After talking with ignas in #lisp about using this interface for GTK, I came up with a patch to add the following features to DEFINE-FOREIGN-LIBRARY:
- A CFFI feature expression of T can be used to define a default clause.
- If a library name is of the format (:DEFAULT STRING) then LOAD-FOREIGN-LIBRARY will append an OS-specific library suffix (.so, dll, .dylib, etc) to STRING before trying to load it. (We will need to extend this list as we test on more operating systems...) There is no facility for specifying versions with :DEFAULT; if you need to load a specific version, you must give the full library name.

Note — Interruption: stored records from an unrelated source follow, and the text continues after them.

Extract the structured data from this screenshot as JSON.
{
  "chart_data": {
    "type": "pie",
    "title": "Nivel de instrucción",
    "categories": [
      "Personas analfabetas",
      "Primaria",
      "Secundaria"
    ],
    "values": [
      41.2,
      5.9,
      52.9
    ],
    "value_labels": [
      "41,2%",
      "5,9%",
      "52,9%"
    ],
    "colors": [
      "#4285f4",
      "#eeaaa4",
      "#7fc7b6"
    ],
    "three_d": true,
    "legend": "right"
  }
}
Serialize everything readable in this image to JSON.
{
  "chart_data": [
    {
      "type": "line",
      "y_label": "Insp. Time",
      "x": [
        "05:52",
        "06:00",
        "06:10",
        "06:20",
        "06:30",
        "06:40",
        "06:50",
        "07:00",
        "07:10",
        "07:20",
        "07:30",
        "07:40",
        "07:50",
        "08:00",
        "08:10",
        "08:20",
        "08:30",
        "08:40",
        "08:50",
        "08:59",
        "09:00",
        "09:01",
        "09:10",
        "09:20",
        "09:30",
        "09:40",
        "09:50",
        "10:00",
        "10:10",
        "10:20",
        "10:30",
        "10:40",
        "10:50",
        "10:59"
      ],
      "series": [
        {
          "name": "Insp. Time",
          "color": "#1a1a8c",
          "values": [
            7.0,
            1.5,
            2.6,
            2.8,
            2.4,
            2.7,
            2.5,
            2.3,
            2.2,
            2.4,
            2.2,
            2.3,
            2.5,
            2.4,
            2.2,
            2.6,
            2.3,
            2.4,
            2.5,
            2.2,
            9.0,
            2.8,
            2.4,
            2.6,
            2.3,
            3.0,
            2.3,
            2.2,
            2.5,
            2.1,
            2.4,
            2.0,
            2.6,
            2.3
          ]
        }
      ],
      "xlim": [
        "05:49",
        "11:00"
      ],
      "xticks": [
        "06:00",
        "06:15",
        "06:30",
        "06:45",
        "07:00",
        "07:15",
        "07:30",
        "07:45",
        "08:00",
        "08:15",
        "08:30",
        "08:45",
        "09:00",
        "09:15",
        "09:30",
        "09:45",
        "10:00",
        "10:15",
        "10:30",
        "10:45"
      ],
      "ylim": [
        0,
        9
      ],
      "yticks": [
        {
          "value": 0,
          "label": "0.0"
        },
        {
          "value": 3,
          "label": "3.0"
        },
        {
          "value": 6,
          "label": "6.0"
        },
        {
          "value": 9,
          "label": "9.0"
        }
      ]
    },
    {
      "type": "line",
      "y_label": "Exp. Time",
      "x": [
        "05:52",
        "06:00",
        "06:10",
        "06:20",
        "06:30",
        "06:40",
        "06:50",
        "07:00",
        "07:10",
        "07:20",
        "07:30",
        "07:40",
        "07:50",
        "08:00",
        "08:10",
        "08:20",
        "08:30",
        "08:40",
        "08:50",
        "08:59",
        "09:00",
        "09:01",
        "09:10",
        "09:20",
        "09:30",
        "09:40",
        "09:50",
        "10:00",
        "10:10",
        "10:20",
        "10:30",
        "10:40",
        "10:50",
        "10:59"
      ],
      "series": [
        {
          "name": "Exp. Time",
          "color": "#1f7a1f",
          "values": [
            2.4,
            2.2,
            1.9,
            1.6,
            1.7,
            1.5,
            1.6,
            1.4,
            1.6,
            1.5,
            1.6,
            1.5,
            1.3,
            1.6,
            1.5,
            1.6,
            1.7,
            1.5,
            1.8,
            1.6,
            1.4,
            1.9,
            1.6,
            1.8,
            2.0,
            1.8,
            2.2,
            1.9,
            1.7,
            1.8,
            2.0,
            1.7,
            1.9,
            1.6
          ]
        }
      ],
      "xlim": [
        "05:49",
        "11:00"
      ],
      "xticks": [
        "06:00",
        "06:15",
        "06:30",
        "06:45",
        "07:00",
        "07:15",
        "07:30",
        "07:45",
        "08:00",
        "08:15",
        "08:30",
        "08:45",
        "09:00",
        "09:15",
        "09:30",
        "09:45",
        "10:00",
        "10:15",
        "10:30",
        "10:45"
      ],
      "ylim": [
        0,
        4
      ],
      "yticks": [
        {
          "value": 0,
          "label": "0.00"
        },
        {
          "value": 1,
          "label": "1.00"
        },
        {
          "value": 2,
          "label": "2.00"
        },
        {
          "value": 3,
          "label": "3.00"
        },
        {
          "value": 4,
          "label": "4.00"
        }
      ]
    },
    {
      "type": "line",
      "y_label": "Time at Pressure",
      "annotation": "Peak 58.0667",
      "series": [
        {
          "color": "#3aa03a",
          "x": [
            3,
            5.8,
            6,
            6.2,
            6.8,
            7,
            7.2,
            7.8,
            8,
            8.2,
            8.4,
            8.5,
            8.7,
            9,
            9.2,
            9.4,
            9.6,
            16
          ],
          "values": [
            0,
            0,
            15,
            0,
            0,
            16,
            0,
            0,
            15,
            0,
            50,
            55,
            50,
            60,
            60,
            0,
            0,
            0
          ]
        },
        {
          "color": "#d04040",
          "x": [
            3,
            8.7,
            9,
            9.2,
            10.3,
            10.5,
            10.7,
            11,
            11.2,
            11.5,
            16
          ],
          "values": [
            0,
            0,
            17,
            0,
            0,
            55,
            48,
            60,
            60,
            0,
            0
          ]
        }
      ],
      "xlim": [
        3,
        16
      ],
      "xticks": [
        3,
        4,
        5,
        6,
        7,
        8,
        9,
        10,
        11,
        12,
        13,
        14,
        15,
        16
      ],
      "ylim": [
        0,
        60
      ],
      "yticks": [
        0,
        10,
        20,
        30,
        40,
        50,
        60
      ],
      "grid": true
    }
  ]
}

If the library you want to link against is "libfoo.so" on Linux, "libfoo.dylib" on Darwin, and "libfoo.dll" on Windows, then the following should do the right thing:
(define-foreign-library foo (t (:default "libfoo")))
I was reluctant to add any default behavior that tries to interpret the foreign library name and add suffixes if not present. I think explicitly requesting addition of the suffix keeps the design cleaner.
Luís, I put a patch file up if you'd like to look it over:
http://slacknet.com/~jamesjb/suffixes.patch
James
On 2006-jan-07, at 07:53, James Bielman wrote:
Luís, I put a patch file up if you'd like to look it over:
Looks great. Only detail I can think of is that we could eventually use pathnames instead of string concatenation.